Analysis of the echocardiography data revealed that systolic dysfunction was significantly associated with the hANP level, consistent with the findings of previous studies [8, 9]. This study also demonstrated that left ventricular diastolic dysfunction was also associated with the hANP level, which has not been previously reported. Left atrial dysfunction and dilated left atrium were reportedly associated with HFpEF [14, 15, 23], thus it is plausible that increased atrial wall stress leads to a high plasma hANP level. In patients with HFpEF or systolic dysfunction, over 70% of them exhibited hANP levels ≥ 100 pg/mL, and there were no significant differences in prognosis between two groups divided by the threshold hANP level. This result indicates that it is uncertain whether lowering the hANP level below the threshold can improve the prognosis of patients with cardiac dysfunction. On the other hand, the threshold hANP level was more strongly associated with hospitalization due to AHF than the cardiac dysfunctions. A possible explanation for this is that the hANP level reflects not only cardiac functions but also volume overload. As illustrated in Figure S3, the threshold hANP level predicted the development of AHF in patients with normal cardiac function. Based on these results, we consider that hANP can serve as a simple and convenient marker to identify high-risk patients for developing AHF, as well as a fluid volume marker for patients with normal cardiac function.

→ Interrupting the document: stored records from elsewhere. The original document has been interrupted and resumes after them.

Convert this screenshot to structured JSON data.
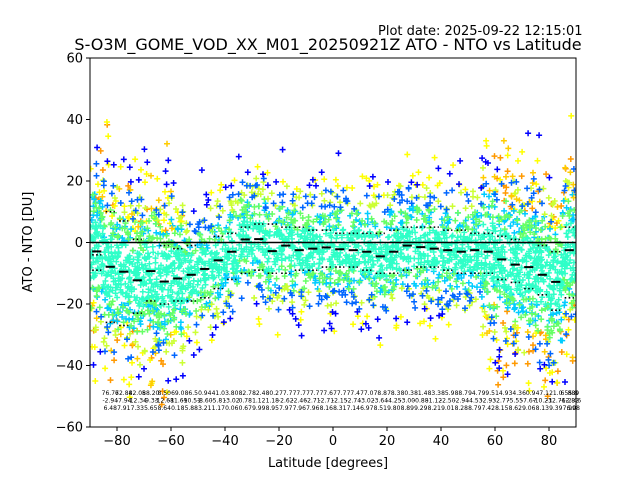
{
  "chart_data": {
    "type": "scatter",
    "plot_date": "Plot date: 2025-09-22 12:15:01",
    "title": "S-O3M_GOME_VOD_XX_M01_20250921Z ATO - NTO vs Latitude",
    "xlabel": "Latitude [degrees]",
    "ylabel": "ATO - NTO [DU]",
    "xlim": [
      -90,
      90
    ],
    "ylim": [
      -60,
      60
    ],
    "xticks": [
      -80,
      -60,
      -40,
      -20,
      0,
      20,
      40,
      60,
      80
    ],
    "yticks": [
      -60,
      -40,
      -20,
      0,
      20,
      40,
      60
    ],
    "reference_line_y": 0,
    "bin_width": 5,
    "bin_centers": [
      -87.5,
      -82.5,
      -77.5,
      -72.5,
      -67.5,
      -62.5,
      -57.5,
      -52.5,
      -47.5,
      -42.5,
      -37.5,
      -32.5,
      -27.5,
      -22.5,
      -17.5,
      -12.5,
      -7.5,
      -2.5,
      2.5,
      7.5,
      12.5,
      17.5,
      22.5,
      27.5,
      32.5,
      37.5,
      42.5,
      47.5,
      52.5,
      57.5,
      62.5,
      67.5,
      72.5,
      77.5,
      82.5,
      87.5
    ],
    "bin_means": [
      -2.9,
      -7.9,
      -9.5,
      -12.3,
      -9.3,
      -12.7,
      -11.7,
      -10.5,
      -8.6,
      -5.8,
      -3.0,
      1.0,
      1.1,
      -2.8,
      -1.0,
      -2.5,
      -2.0,
      -1.6,
      -2.2,
      -2.5,
      -3.0,
      -4.5,
      -3.0,
      -1.0,
      -1.5,
      -2.0,
      -2.5,
      -3.0,
      -2.5,
      -3.0,
      -5.5,
      -7.2,
      -8.0,
      -10.5,
      -12.8,
      -2.5
    ],
    "bin_upper": [
      -9.0,
      10.0,
      7.0,
      1.0,
      0.0,
      -1.0,
      -2.0,
      -1.0,
      0.0,
      2.0,
      3.0,
      5.0,
      6.0,
      6.0,
      5.0,
      5.0,
      4.0,
      4.0,
      3.0,
      3.0,
      3.0,
      3.0,
      4.0,
      5.0,
      5.0,
      5.0,
      4.0,
      4.0,
      3.0,
      3.0,
      2.0,
      1.0,
      0.0,
      -1.0,
      -3.0,
      5.0
    ],
    "bin_lower": [
      -4.0,
      -26.0,
      -27.0,
      -23.0,
      -19.0,
      -20.0,
      -19.0,
      -19.0,
      -18.0,
      -15.0,
      -12.0,
      -10.0,
      -9.0,
      -10.0,
      -10.0,
      -9.0,
      -9.0,
      -8.0,
      -8.0,
      -8.0,
      -9.0,
      -10.0,
      -10.0,
      -9.0,
      -8.0,
      -8.0,
      -9.0,
      -10.0,
      -10.0,
      -10.0,
      -12.0,
      -13.0,
      -15.0,
      -17.0,
      -22.0,
      -18.0
    ],
    "scatter_color_scale": [
      "#0000ff",
      "#0066ff",
      "#00ccff",
      "#2fffc8",
      "#66ff66",
      "#ccff33",
      "#ffff00",
      "#ffcc00",
      "#ff9900"
    ],
    "colors": {
      "scatter_core": "#2fffc8",
      "mean_marker": "#000000",
      "reference_line": "#000000"
    },
    "stats_labels": [
      {
        "lat": -82.5,
        "lines": [
          "76.76",
          "-2.94",
          "6.48"
        ]
      },
      {
        "lat": -77.5,
        "lines": [
          "72.84",
          "-7.94",
          "7.91"
        ]
      },
      {
        "lat": -72.5,
        "lines": [
          "82.05",
          "-12.34",
          "7.33"
        ]
      },
      {
        "lat": -67.5,
        "lines": [
          "88.20",
          "-9.33",
          "5.65"
        ]
      },
      {
        "lat": -62.5,
        "lines": [
          "8.50",
          "-12.68",
          "8.64"
        ]
      },
      {
        "lat": -57.5,
        "lines": [
          "69.0",
          "-11.69",
          "0.18"
        ]
      },
      {
        "lat": -52.5,
        "lines": [
          "86.5",
          "-10.51",
          "5.88"
        ]
      },
      {
        "lat": -47.5,
        "lines": [
          "0.94",
          "-8.60",
          "3.21"
        ]
      },
      {
        "lat": -42.5,
        "lines": [
          "41.0",
          "-5.81",
          "1.17"
        ]
      },
      {
        "lat": -37.5,
        "lines": [
          "3.80",
          "-3.02",
          "0.06"
        ]
      },
      {
        "lat": -32.5,
        "lines": [
          "82.7",
          "0.78",
          "0.67"
        ]
      },
      {
        "lat": -27.5,
        "lines": [
          "82.4",
          "1.12",
          "9.99"
        ]
      },
      {
        "lat": -22.5,
        "lines": [
          "80.2",
          "1.18",
          "8.95"
        ]
      },
      {
        "lat": -17.5,
        "lines": [
          "77.7",
          "-2.62",
          "7.97"
        ]
      },
      {
        "lat": -12.5,
        "lines": [
          "77.7",
          "-2.46",
          "7.96"
        ]
      },
      {
        "lat": -7.5,
        "lines": [
          "77.7",
          "-2.71",
          "7.96"
        ]
      },
      {
        "lat": -2.5,
        "lines": [
          "77.6",
          "-2.71",
          "8.16"
        ]
      },
      {
        "lat": 2.5,
        "lines": [
          "77.7",
          "-2.15",
          "8.31"
        ]
      },
      {
        "lat": 7.5,
        "lines": [
          "77.4",
          "-2.74",
          "7.14"
        ]
      },
      {
        "lat": 12.5,
        "lines": [
          "77.0",
          "-3.02",
          "6.97"
        ]
      },
      {
        "lat": 17.5,
        "lines": [
          "78.8",
          "-3.64",
          "8.51"
        ]
      },
      {
        "lat": 22.5,
        "lines": [
          "78.3",
          "-4.25",
          "9.80"
        ]
      },
      {
        "lat": 27.5,
        "lines": [
          "80.3",
          "-3.00",
          "8.89"
        ]
      },
      {
        "lat": 32.5,
        "lines": [
          "81.4",
          "-0.88",
          "9.29"
        ]
      },
      {
        "lat": 37.5,
        "lines": [
          "83.3",
          "-1.12",
          "8.21"
        ]
      },
      {
        "lat": 42.5,
        "lines": [
          "85.9",
          "-2.50",
          "9.01"
        ]
      },
      {
        "lat": 47.5,
        "lines": [
          "88.7",
          "-2.94",
          "8.28"
        ]
      },
      {
        "lat": 52.5,
        "lines": [
          "94.7",
          "-4.53",
          "8.79"
        ]
      },
      {
        "lat": 57.5,
        "lines": [
          "99.5",
          "-2.93",
          "7.42"
        ]
      },
      {
        "lat": 62.5,
        "lines": [
          "14.9",
          "-2.77",
          "8.15"
        ]
      },
      {
        "lat": 67.5,
        "lines": [
          "34.3",
          "-5.55",
          "8.62"
        ]
      },
      {
        "lat": 72.5,
        "lines": [
          "60.9",
          "-7.67",
          "9.06"
        ]
      },
      {
        "lat": 77.5,
        "lines": [
          "47.1",
          "-10.23",
          "8.13"
        ]
      },
      {
        "lat": 82.5,
        "lines": [
          "21.0",
          "-12.76",
          "9.39"
        ]
      },
      {
        "lat": 87.5,
        "lines": [
          "655.8",
          "-12.82",
          "7.99"
        ]
      },
      {
        "lat": 89.0,
        "lines": [
          "889",
          "-2.46",
          "6.08"
        ]
      }
    ]
  }
}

Several limitations need to be considered when interpreting our results. First, this study is a single-center observational study; thus, there could be selection bias. Second, we were unable to demonstrate the superiority of hANP compared to other measures of fluid volume assessment, such as BNP, as we did not have data of them at the same point of hANP measurement. Third, although we measured the plasma hANP level at the start of the study, we did not routinely measure the hANP level of all the patients during the clinical follow-up. For this reason, we could not follow the changes of the hANP level, and whether controlling hANP can improve prognosis or not cannot be deduced from this study. To evaluate the effectiveness of controlling hANP in improving prognosis, further multicenter prospective studies should be conducted.

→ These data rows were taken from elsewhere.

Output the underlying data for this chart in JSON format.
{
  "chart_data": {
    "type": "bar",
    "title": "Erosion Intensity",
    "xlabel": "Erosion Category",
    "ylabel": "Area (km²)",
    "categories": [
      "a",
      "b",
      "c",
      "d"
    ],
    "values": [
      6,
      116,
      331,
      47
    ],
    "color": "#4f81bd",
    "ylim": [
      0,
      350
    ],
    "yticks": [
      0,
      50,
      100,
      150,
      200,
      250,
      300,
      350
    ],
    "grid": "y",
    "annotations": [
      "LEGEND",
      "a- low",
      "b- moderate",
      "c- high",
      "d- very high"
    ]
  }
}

In conclusion, our study demonstrated the utility of the threshold hANP level in both short-term and long-term clinical outcomes. In clinical practice, we suggest utilizing hANP as an easily accessible measure to identify high-risk patients for developing AHF initially. If the hANP level exceeds 100 mg/dL, we propose to perform echocardiography and consider reducing the DW. In clinical practice, the plasma hANP level could serve as a valuable indicator for assessing the risk of developing AHF and managing fluid volume.